We present a full multigrid (FMG) half-space analysis for one-shot multigrid methods for time-dependent boundary control problems. The control problem is written as an optimization problem consisting of a linear parabolic PDE constraint and a quadratic tracking objective. More precisely, we want to find the optimal control which steers the state of the system as close as possible to a given, predetermined state. In addition we regularize the problem with a Tikhonov regularization term given by the squared L2-norm of the control, which can be interpreted as the cost of the control.
Numerical experiments reveal strong divergence of classical multigrid methods for small weights of the regularization term. Here classical is interpreted as using well known modifications of standard multigrid components near the boundary, e.g. restriction, prolongation, boundary condition discretization, etc. For the interior equations well established multigrid components were choosen, which illustrate that the divergence is induced by the boundary control and not the interior equations.
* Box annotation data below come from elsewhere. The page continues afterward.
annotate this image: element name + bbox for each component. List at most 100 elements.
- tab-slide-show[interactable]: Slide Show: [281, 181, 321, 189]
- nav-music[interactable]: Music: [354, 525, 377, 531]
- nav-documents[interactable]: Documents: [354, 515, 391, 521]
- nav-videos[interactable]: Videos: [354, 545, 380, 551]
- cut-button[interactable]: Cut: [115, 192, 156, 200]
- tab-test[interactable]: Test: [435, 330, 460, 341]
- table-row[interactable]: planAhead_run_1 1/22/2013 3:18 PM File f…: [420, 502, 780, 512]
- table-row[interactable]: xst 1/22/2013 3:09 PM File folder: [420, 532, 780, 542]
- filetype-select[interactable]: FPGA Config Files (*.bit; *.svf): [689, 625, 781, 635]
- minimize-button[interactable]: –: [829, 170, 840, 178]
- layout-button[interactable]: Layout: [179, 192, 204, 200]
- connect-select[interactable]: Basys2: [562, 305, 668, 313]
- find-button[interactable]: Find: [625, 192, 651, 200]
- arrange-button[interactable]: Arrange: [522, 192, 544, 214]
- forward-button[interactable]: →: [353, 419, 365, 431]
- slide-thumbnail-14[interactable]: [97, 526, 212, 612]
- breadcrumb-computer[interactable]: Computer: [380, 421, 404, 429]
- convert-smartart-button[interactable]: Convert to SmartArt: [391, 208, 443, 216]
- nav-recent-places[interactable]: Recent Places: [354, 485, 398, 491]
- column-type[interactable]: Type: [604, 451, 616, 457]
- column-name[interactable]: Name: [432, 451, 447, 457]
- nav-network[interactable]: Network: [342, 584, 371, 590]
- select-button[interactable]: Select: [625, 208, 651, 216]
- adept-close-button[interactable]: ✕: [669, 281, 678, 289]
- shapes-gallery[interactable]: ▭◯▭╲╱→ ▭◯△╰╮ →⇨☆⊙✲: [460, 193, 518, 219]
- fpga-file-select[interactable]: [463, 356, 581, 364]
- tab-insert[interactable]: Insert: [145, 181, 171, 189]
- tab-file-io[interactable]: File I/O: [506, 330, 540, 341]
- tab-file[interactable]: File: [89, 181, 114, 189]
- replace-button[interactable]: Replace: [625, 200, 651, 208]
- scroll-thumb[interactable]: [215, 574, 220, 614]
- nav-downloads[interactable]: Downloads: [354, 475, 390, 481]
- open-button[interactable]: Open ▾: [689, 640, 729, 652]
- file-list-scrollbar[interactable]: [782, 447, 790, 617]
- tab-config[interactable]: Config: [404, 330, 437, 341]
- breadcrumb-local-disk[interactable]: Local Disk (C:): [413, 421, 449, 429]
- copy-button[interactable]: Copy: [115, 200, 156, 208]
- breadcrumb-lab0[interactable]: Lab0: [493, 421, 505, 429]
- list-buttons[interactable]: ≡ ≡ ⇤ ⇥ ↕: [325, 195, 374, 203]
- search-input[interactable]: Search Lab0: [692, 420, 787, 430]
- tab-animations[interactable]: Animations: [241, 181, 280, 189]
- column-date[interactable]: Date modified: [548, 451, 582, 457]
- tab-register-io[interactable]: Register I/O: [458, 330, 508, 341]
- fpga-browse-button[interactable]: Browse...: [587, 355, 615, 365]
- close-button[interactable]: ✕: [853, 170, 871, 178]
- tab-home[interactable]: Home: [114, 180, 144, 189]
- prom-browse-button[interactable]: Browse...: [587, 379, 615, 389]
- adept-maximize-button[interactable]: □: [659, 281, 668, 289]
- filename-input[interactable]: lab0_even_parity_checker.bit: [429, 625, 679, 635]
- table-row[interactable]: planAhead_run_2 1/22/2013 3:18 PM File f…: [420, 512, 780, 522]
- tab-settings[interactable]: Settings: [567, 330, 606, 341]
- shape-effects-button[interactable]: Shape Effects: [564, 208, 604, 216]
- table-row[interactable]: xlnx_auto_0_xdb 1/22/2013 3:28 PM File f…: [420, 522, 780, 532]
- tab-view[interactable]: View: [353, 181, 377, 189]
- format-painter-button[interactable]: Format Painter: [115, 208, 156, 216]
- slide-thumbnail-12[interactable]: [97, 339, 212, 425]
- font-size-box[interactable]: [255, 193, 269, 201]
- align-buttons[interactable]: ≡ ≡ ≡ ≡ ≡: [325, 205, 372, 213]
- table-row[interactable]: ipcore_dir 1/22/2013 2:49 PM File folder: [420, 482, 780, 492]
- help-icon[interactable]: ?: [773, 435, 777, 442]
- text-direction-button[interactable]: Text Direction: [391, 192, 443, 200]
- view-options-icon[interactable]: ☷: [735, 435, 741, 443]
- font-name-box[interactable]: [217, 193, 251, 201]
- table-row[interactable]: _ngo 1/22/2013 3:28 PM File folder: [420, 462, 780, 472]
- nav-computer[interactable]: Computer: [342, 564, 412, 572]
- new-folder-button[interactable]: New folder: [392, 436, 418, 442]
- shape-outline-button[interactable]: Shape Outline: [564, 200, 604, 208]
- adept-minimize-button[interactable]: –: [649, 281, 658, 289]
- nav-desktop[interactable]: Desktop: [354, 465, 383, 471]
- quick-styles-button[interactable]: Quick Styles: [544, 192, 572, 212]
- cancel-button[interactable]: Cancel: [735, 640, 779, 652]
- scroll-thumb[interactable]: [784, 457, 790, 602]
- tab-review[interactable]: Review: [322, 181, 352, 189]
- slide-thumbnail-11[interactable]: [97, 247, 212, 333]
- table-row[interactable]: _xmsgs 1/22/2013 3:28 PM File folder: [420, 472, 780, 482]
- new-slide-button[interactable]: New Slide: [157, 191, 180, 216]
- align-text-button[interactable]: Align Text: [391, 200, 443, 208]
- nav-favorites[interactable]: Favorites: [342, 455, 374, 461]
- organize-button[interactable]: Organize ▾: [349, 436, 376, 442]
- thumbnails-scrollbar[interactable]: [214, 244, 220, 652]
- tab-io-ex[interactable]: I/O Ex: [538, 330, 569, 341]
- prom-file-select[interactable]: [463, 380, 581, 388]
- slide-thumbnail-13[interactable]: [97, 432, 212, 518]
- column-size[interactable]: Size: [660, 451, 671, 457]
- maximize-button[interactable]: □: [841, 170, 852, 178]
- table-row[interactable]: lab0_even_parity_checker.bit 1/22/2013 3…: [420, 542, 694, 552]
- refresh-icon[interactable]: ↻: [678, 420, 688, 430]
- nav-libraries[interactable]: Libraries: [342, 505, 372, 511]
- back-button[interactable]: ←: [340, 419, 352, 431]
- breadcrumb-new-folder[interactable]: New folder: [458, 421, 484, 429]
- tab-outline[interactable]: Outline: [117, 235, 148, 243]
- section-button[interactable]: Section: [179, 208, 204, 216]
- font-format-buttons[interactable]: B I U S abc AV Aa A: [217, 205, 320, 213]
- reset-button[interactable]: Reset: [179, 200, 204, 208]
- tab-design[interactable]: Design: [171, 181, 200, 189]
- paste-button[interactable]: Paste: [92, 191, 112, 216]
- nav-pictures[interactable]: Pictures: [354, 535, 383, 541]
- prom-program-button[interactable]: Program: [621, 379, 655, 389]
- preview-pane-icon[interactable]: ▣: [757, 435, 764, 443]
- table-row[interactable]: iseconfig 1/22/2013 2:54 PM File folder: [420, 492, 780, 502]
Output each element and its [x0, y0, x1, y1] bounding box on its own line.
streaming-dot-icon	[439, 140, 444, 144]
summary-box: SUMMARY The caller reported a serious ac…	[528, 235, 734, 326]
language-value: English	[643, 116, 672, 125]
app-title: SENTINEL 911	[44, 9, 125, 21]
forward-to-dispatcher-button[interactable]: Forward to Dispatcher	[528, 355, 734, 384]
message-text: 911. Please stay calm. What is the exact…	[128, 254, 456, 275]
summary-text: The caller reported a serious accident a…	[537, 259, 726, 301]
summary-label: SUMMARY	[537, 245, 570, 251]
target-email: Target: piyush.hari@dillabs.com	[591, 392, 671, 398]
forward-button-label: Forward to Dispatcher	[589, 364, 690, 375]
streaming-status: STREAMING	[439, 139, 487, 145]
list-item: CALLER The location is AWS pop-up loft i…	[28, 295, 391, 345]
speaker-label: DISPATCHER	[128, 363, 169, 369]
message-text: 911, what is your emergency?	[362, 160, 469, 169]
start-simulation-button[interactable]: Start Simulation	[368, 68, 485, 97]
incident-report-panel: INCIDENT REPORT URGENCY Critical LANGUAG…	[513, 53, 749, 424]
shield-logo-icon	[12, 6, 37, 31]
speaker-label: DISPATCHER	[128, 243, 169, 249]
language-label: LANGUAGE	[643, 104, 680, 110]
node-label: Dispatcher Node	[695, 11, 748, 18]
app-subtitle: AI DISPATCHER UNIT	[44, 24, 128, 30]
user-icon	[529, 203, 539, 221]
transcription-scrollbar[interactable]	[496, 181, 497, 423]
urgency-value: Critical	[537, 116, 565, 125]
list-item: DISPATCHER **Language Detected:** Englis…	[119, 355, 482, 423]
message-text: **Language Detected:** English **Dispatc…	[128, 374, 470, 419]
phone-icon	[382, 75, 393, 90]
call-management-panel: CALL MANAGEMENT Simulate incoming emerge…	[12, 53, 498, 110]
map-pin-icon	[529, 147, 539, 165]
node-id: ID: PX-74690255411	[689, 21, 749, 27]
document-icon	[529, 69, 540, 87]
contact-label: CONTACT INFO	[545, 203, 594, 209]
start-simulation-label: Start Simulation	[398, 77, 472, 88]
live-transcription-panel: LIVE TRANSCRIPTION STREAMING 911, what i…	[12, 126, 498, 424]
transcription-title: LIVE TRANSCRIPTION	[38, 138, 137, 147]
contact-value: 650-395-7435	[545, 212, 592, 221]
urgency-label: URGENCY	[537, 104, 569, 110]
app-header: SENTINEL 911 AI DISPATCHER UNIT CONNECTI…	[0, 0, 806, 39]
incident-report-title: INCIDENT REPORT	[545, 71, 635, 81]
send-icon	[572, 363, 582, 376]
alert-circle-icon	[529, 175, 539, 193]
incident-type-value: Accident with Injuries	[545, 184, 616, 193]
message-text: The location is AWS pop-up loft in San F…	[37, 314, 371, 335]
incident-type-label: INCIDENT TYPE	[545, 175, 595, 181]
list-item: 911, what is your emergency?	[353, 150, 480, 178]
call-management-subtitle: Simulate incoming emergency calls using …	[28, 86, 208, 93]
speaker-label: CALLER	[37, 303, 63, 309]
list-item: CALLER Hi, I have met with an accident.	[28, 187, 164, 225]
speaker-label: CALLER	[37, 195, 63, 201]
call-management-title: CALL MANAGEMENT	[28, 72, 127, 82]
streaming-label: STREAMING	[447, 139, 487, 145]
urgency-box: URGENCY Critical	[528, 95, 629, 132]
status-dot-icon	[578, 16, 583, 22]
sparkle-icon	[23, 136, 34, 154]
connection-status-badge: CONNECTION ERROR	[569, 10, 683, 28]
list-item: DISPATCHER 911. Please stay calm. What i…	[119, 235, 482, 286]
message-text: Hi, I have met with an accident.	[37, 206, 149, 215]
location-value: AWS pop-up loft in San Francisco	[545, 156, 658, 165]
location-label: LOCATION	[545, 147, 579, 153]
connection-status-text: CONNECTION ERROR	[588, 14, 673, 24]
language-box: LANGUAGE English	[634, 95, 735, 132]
In order to analyse our multigrid method classical tools as for example Fourier analysis are insufficient. They fail to incorporate the effect of the boundary condition on the multigrid method. More precisely, they only analyse the interior equations on an infinite or periodic grid, i.e. they analyse the control problem without the boundary control. A more complicated FMG half-space analysis allows us to analyse the effect of the boundary. In our talk we present this FMG half-space analysis for a selection of boundary control problems, as well as the insights obtained from it. In addition we propose a modified multigrid method to solve the given boundary control problem.